Brazil officially outlawed the slave trade in 1831 under pressure from Britain, but in practice little changed. Of the 5 million enslaved people forcibly taken to Brazil from the 16th century onwards – more than any other country in the Americas – nearly 800,000 arrived after that date. Slavery was only abolished in 1888.
“Patricians and institutions were complicit in the illegality of slave trafficking after the treaty of 1831. The imperial state closed its eyes, crossed its arms, and allowed the entry into Brazil of nearly one million enslaved Africans,” said Abreu.
“Institutions made a profit and accumulated power from this, and they need to take responsibility for that today … as has been happening all over the world,” she added.
The 28-page document in which prosecutors addressed the bank’s slavery links references international efforts for slavery reparations, including the apology by the Guardian’s owners for the role the newspaper’s founders had in transatlantic slavery and the newspaper’s announcement of a restorative justice programme.

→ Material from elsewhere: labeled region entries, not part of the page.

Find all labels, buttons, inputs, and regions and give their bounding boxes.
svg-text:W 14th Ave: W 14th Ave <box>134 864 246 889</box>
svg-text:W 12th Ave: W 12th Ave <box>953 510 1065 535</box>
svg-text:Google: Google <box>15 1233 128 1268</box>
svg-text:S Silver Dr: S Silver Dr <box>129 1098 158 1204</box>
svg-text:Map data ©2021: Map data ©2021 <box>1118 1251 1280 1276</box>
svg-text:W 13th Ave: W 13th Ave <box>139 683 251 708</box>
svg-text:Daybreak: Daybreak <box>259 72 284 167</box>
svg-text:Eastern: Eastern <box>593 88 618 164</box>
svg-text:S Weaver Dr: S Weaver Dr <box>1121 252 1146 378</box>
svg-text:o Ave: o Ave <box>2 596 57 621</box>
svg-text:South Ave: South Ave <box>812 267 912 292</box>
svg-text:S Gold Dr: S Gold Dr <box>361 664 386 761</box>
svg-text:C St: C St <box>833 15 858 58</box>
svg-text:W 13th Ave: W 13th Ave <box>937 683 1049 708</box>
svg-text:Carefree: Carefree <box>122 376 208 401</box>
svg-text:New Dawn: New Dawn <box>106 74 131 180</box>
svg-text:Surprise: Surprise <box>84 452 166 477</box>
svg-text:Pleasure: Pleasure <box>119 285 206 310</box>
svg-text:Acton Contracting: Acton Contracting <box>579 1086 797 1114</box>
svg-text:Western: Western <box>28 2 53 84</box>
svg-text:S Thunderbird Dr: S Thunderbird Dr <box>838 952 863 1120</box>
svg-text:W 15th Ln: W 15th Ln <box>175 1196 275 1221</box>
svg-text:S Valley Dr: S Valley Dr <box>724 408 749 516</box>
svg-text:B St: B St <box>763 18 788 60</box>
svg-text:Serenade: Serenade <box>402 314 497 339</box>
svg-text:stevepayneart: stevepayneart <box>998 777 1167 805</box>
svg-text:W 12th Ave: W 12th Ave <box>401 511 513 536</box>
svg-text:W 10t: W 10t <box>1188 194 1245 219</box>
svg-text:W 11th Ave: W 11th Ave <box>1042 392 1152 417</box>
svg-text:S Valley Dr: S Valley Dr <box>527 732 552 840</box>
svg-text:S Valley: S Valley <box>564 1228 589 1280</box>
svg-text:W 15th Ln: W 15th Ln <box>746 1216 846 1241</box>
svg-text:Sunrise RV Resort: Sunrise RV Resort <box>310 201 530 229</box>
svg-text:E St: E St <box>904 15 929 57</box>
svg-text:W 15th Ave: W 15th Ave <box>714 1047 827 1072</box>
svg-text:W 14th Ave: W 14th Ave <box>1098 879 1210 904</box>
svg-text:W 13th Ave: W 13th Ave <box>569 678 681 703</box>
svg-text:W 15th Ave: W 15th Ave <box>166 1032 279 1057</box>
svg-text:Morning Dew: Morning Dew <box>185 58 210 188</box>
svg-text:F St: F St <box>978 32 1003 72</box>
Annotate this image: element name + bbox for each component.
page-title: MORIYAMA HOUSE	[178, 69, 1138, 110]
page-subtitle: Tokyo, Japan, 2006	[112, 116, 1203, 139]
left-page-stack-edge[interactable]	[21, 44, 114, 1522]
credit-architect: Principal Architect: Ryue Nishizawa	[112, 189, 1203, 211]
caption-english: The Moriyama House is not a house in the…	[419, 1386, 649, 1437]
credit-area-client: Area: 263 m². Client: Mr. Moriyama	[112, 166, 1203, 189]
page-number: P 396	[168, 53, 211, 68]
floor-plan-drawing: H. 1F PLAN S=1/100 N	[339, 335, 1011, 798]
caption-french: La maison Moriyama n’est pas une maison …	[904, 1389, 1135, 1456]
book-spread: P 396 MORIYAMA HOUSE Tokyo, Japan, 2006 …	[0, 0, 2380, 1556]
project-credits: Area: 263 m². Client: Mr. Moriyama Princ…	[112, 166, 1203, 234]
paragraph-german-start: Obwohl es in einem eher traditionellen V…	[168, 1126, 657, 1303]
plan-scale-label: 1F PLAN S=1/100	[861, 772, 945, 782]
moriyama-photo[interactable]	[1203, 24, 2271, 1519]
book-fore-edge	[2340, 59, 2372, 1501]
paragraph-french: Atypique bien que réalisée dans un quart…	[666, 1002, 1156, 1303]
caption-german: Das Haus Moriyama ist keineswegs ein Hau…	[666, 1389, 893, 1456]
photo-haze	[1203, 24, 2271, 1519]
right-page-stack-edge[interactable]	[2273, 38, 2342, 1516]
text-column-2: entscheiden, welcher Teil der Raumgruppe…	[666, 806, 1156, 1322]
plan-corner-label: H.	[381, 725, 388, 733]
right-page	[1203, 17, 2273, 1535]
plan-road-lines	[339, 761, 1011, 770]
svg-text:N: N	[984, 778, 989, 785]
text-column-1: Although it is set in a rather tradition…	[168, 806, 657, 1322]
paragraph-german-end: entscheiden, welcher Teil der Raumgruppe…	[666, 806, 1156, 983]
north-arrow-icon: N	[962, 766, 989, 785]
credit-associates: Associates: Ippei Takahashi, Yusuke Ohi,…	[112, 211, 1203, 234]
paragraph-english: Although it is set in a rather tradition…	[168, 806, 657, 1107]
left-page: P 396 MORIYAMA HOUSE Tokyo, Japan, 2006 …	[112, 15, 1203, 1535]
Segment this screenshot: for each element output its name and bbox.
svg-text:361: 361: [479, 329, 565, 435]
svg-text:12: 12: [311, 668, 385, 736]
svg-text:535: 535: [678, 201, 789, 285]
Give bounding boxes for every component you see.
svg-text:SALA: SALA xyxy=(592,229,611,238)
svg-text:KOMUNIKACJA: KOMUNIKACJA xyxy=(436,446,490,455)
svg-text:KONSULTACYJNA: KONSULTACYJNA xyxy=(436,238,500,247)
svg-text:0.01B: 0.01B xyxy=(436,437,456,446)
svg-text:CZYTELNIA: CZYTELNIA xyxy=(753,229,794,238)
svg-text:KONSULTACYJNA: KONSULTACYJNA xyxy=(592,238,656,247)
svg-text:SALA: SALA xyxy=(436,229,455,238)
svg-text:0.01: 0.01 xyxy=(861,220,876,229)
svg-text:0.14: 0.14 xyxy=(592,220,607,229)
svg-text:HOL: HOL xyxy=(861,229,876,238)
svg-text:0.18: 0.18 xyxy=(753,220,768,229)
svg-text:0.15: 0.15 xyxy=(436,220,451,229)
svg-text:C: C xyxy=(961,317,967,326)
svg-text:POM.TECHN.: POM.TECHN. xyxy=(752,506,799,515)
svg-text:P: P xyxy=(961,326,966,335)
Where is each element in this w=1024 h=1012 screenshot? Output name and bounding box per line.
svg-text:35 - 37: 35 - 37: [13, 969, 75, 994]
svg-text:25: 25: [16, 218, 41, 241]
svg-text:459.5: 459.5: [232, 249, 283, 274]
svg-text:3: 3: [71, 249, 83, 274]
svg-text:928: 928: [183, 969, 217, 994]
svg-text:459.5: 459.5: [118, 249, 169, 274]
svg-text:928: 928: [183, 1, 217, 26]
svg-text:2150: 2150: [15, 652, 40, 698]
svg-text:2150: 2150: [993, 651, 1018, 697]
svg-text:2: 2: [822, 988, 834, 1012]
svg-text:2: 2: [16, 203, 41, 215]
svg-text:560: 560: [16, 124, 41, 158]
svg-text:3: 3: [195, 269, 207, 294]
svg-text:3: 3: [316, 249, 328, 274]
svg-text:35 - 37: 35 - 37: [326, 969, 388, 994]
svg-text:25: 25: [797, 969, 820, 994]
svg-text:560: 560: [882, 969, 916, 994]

Prosecutors are requesting that Banco do Brasil share facts about its historical and financial links with slave traffickers and slavery, as well as volunteer information on possible reparations such as the funding of research projects.
“We hope the bank will get involved in this discussion [on the type of reparations needed] and will help us tell this story,” said Abreu, adding that Banco do Brasil would just be the first of many.
Tiago Rogero, a journalist and creator of a podcast series exploring Brazil’s often erased Black history, is optimistic that the inquiry can contribute to making slavery reparations a reality in Brazil. He hopes that accountability from institutions will prompt some deeper soul-searching among the Brazilian families who made their fortunes out of the exploitation of fellow humans.
“These people act as if it wasn’t their problem. I hope this movement for reparations takes place not just in the public arena but also in the private sphere,” he said.